Every so often we find ourselves getting feedback from someone that leaves us feeling not-so-great. Whether it’s a co-worker or a family member, being told something we may not agree with, or be ready to hear, can cause us to have an emotional reaction.

So what if you had a way to deal with those yucky feelings when they happen?

This is actually a theme that has been coming up in my own life lately, with clients, friends, and family. We get some feedback and we’re not really sure what we want to do with it.

When this happens, we have a couple of choices for how we handle it.  

Option one is to accept the feedback and learn from it. This is always a great option and can be really helpful.

The second option is to disregard it.  We may want to do this when we think that what they said isn’t really applicable because it doesn’t speak to the truth of who we are. There’s no reason to be upset or mad about it, we just recognize that what they’ve said is probably more about them then it is about us.

The third option is when we can look at the feedback and decide that while we don’t 100% agree with what was said, but there may be a kernel or two of truth in there that is worth considering.

Check this out:

Accepting Feedback is a Choice

The beautiful thing about when others give us feedback is that we get to CHOOSE what meaning it has to us.

So often I hear people saying that someone made them feel bad, or upset them. Or maybe they didn’t like how someone else described them.

Truthfully, there are certain words and phrases that automatically have us throwing up our defenses.
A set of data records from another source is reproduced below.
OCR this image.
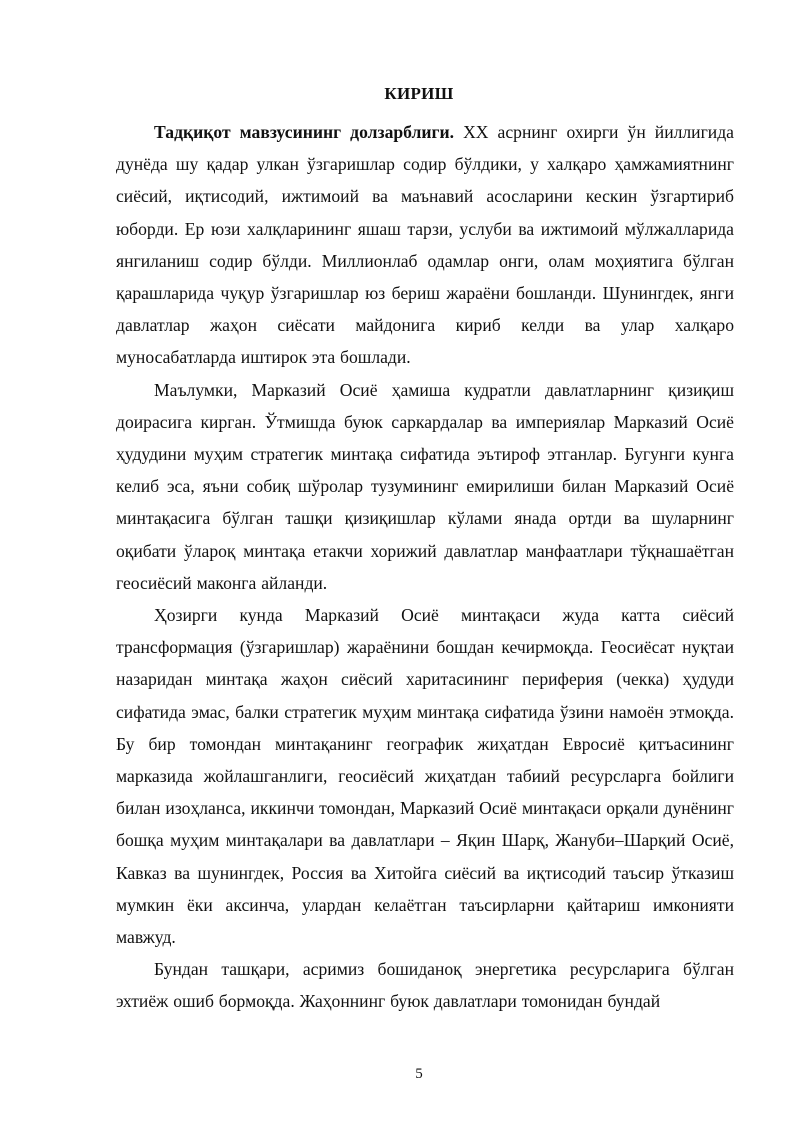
КИРИШ

Тадқиқот мавзусининг долзарблиги. XX асрнинг охирги ўн йиллигида дунёда шу қадар улкан ўзгаришлар содир бўлдики, у халқаро ҳамжамиятнинг сиёсий, иқтисодий, ижтимоий ва маънавий асосларини кескин ўзгартириб юборди. Ер юзи халқларининг яшаш тарзи, услуби ва ижтимоий мўлжалларида янгиланиш содир бўлди. Миллионлаб одамлар онги, олам моҳиятига бўлган қарашларида чуқур ўзгаришлар юз бериш жараёни бошланди. Шунингдек, янги давлатлар жаҳон сиёсати майдонига кириб келди ва улар халқаро муносабатларда иштирок эта бошлади.

Маълумки, Марказий Осиё ҳамиша кудратли давлатларнинг қизиқиш доирасига кирган. Ўтмишда буюк саркардалар ва империялар Марказий Осиё ҳудудини муҳим стратегик минтақа сифатида эътироф этганлар. Бугунги кунга келиб эса, яъни собиқ шўролар тузумининг емирилиши билан Марказий Осиё минтақасига бўлган ташқи қизиқишлар кўлами янада ортди ва шуларнинг оқибати ўлароқ минтақа етакчи хорижий давлатлар манфаатлари тўқнашаётган геосиёсий маконга айланди.

Ҳозирги кунда Марказий Осиё минтақаси жуда катта сиёсий трансформация (ўзгаришлар) жараёнини бошдан кечирмоқда. Геосиёсат нуқтаи назаридан минтақа жаҳон сиёсий харитасининг периферия (чекка) ҳудуди сифатида эмас, балки стратегик муҳим минтақа сифатида ўзини намоён этмоқда. Бу бир томондан минтақанинг географик жиҳатдан Евросиё қитъасининг марказида жойлашганлиги, геосиёсий жиҳатдан табиий ресурсларга бойлиги билан изоҳланса, иккинчи томондан, Марказий Осиё минтақаси орқали дунёнинг бошқа муҳим минтақалари ва давлатлари – Яқин Шарқ, Жануби–Шарқий Осиё, Кавказ ва шунингдек, Россия ва Хитойга сиёсий ва иқтисодий таъсир ўтказиш мумкин ёки аксинча, улардан келаётган таъсирларни қайтариш имконияти мавжуд.

Бундан ташқари, асримиз бошиданоқ энергетика ресурсларига бўлган эхтиёж ошиб бормоқда. Жаҳоннинг буюк давлатлари томонидан бундай

5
Things like:

“You’re a micromanager.”

“You’re controlling.”

“You’re acting like a martyr.”

I will admit I’ve been on the receiving end of all of these, and when you hear them, your initial reaction may be to immediately go on the offence. Or maybe you phone up your partner and go off about what a jerk the person who said it is.

The problem with doing either of these things is that YOU are the one who ends up suffering. You’re the one with the stomach ache, feeling angry and repeatedly running the conversation through your head.
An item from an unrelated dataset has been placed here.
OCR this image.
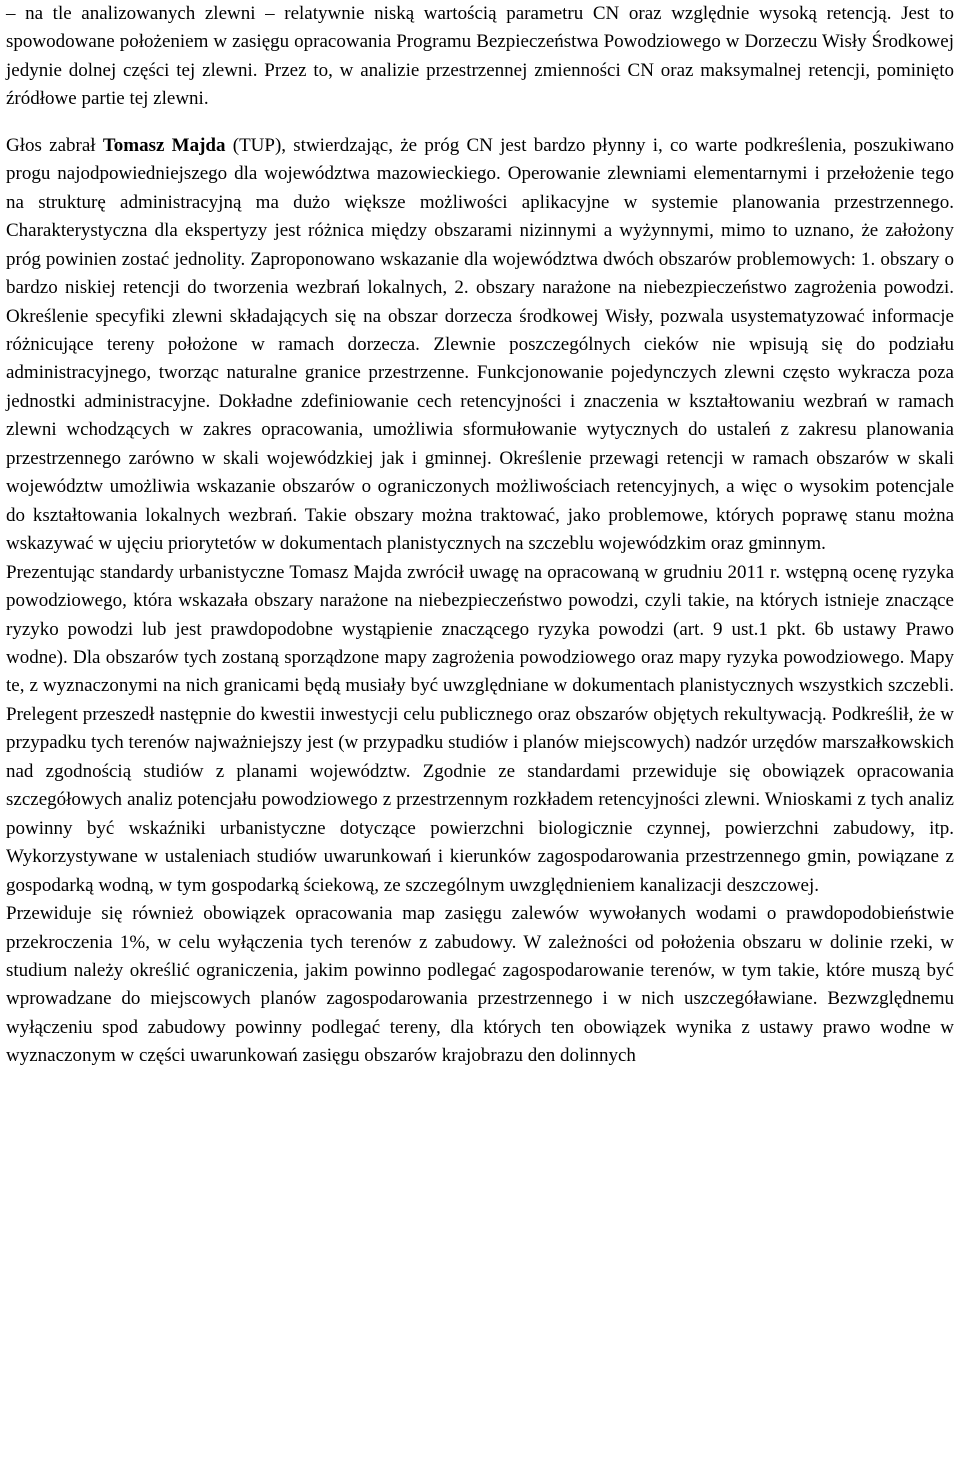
– na tle analizowanych zlewni – relatywnie niską wartością parametru CN oraz względnie wysoką retencją. Jest to spowodowane położeniem w zasięgu opracowania Programu Bezpieczeństwa Powodziowego w Dorzeczu Wisły Środkowej jedynie dolnej części tej zlewni. Przez to, w analizie przestrzennej zmienności CN oraz maksymalnej retencji, pominięto źródłowe partie tej zlewni.

Głos zabrał Tomasz Majda (TUP), stwierdzając, że próg CN jest bardzo płynny i, co warte podkreślenia, poszukiwano progu najodpowiedniejszego dla województwa mazowieckiego. Operowanie zlewniami elementarnymi i przełożenie tego na strukturę administracyjną ma dużo większe możliwości aplikacyjne w systemie planowania przestrzennego. Charakterystyczna dla ekspertyzy jest różnica między obszarami nizinnymi a wyżynnymi, mimo to uznano, że założony próg powinien zostać jednolity. Zaproponowano wskazanie dla województwa dwóch obszarów problemowych: 1. obszary o bardzo niskiej retencji do tworzenia wezbrań lokalnych, 2. obszary narażone na niebezpieczeństwo zagrożenia powodzi. Określenie specyfiki zlewni składających się na obszar dorzecza środkowej Wisły, pozwala usystematyzować informacje różnicujące tereny położone w ramach dorzecza. Zlewnie poszczególnych cieków nie wpisują się do podziału administracyjnego, tworząc naturalne granice przestrzenne. Funkcjonowanie pojedynczych zlewni często wykracza poza jednostki administracyjne. Dokładne zdefiniowanie cech retencyjności i znaczenia w kształtowaniu wezbrań w ramach zlewni wchodzących w zakres opracowania, umożliwia sformułowanie wytycznych do ustaleń z zakresu planowania przestrzennego zarówno w skali wojewódzkiej jak i gminnej. Określenie przewagi retencji w ramach obszarów w skali województw umożliwia wskazanie obszarów o ograniczonych możliwościach retencyjnych, a więc o wysokim potencjale do kształtowania lokalnych wezbrań. Takie obszary można traktować, jako problemowe, których poprawę stanu można wskazywać w ujęciu priorytetów w dokumentach planistycznych na szczeblu wojewódzkim oraz gminnym.

Prezentując standardy urbanistyczne Tomasz Majda zwrócił uwagę na opracowaną w grudniu 2011 r. wstępną ocenę ryzyka powodziowego, która wskazała obszary narażone na niebezpieczeństwo powodzi, czyli takie, na których istnieje znaczące ryzyko powodzi lub jest prawdopodobne wystąpienie znaczącego ryzyka powodzi (art. 9 ust.1 pkt. 6b ustawy Prawo wodne). Dla obszarów tych zostaną sporządzone mapy zagrożenia powodziowego oraz mapy ryzyka powodziowego. Mapy te, z wyznaczonymi na nich granicami będą musiały być uwzględniane w dokumentach planistycznych wszystkich szczebli. Prelegent przeszedł następnie do kwestii inwestycji celu publicznego oraz obszarów objętych rekultywacją. Podkreślił, że w przypadku tych terenów najważniejszy jest (w przypadku studiów i planów miejscowych) nadzór urzędów marszałkowskich nad zgodnością studiów z planami województw. Zgodnie ze standardami przewiduje się obowiązek opracowania szczegółowych analiz potencjału powodziowego z przestrzennym rozkładem retencyjności zlewni. Wnioskami z tych analiz powinny być wskaźniki urbanistyczne dotyczące powierzchni biologicznie czynnej, powierzchni zabudowy, itp. Wykorzystywane w ustaleniach studiów uwarunkowań i kierunków zagospodarowania przestrzennego gmin, powiązane z gospodarką wodną, w tym gospodarką ściekową, ze szczególnym uwzględnieniem kanalizacji deszczowej.

Przewiduje się również obowiązek opracowania map zasięgu zalewów wywołanych wodami o prawdopodobieństwie przekroczenia 1%, w celu wyłączenia tych terenów z zabudowy. W zależności od położenia obszaru w dolinie rzeki, w studium należy określić ograniczenia, jakim powinno podlegać zagospodarowanie terenów, w tym takie, które muszą być wprowadzane do miejscowych planów zagospodarowania przestrzennego i w nich uszczegóławiane. Bezwzględnemu wyłączeniu spod zabudowy powinny podlegać tereny, dla których ten obowiązek wynika z ustawy prawo wodne w wyznaczonym w części uwarunkowań zasięgu obszarów krajobrazu den dolinnych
Clearly, that needs to stop.

What you need to do is take a breath and decide whether that feedback is going in the “keep” or the “toss” pile and move on from there.

This recently happened with a friend of mine. She shared with me that someone had called her a perfectionist and she was really upset by it.  

I asked her, “is that really about them or about you?”, and after she thought about it she said she knew it was about them.

It was a great reminder to me that we have the power to choose the meaning we give other people’s feedback.

Accepting Feedback Requires an Open Mind

A couple of days ago I had another conversation with someone I’m part of a networking group with. He’s a great guy but is known for being really blunt with his words, and I have had a few times with him where he’s said something that left me with that icky feeling in my stomach.

One thing he’s started doing lately is correcting my language. I often talk about how I “need” this or that, and he’ll correct me by saying “No Diane, that’s a want, not a need.”

Now, even though he is saying NOTHING about my character when he does this, I still get that little twinge and feel like I should justify or explain myself. But instead of going that route, I stopped and really thought about what he has been saying.

He’s right. I know he is. So instead of feeling hurt or bothered, instead I’m choosing to feel appreciative that he pointed this out to me.

With this example, I understand that having your language corrected isn’t the same as being called a control freak, but it’s feedback nonetheless, and it falls into the “keep” or “toss” pile.

An important point of note with this method is that you don’t actually need to SAY you’re disregarding their feedback, as that will only invite conflict. But you can definitely think it!

At the end of the day, we learn so much from the feedback we receive. It’s how we grow and develop as people. It’s how we get better.

Knowing you have the choice to keep the good and throw out the negative gives you the freedom to truly embrace the feedback you do receive, and gives you permission to not react emotionally in the moment.

Feedback is a gift. So say thank you, take it home, and then decide what to do with it…just like you would with an ugly Christmas sweater from your Great Aunt Ida.